Nassim grew up in Floyd County, Indiana, with a pediatrician mother and a father who was a chemistry professor at Indiana University Southeast. “From the very beginning, my parents said, ‘Adria, you have cerebral palsy, you have a learning disability, and there are going to be things that you’re going to need help with, and that’s okay.’”
It hasn’t always felt okay, though. She suffered what she calls “traumatic bullying” as a student at Brescia University in Owensboro, Kentucky, and took a leave of absence. During that leave, she moved to Bloomington to enroll in CIP. Her experience with CIP was transformational. She took classes at Indiana University and wrote for the Indiana Daily Student before returning to Brescia. Upon completion of her bachelor’s degree in English, she moved back to Bloomington and re-enrolled in CIP to learn independent living skills.
Nassim stresses the importance of finding supportive communities.
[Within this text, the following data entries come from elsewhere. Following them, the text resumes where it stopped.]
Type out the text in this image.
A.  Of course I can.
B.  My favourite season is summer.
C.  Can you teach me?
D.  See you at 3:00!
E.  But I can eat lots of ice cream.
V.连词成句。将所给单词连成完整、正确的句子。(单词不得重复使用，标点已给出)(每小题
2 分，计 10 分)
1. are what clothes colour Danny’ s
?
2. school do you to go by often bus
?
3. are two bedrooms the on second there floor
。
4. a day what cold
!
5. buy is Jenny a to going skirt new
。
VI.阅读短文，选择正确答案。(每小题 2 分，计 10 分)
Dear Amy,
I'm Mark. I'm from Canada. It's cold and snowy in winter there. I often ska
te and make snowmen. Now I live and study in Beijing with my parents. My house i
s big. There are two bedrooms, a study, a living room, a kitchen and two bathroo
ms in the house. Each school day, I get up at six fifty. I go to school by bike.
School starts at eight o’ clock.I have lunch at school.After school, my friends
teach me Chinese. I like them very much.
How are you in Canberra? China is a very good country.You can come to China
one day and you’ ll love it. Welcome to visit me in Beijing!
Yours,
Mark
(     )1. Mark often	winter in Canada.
She attends First United Methodist Church, swims several times a week at the Monroe County YMCA, and serves on the board of LIFEDesigns, an organization serving people with disabilities. Last year she was initiated as an alumni member in IU’s Alpha Xi Delta sorority, and says she now feels like she has 150 sisters.
“A parent’s first role in life is to be a child’s advocate,” Nassim says. “But eventually you have to teach children to advocate for themselves and build their own village of support.”
To people with disabilities, Nassim offers this advice: “If you accept yourself and learn to love yourself for who you are, then others will see that in you and love you, too.”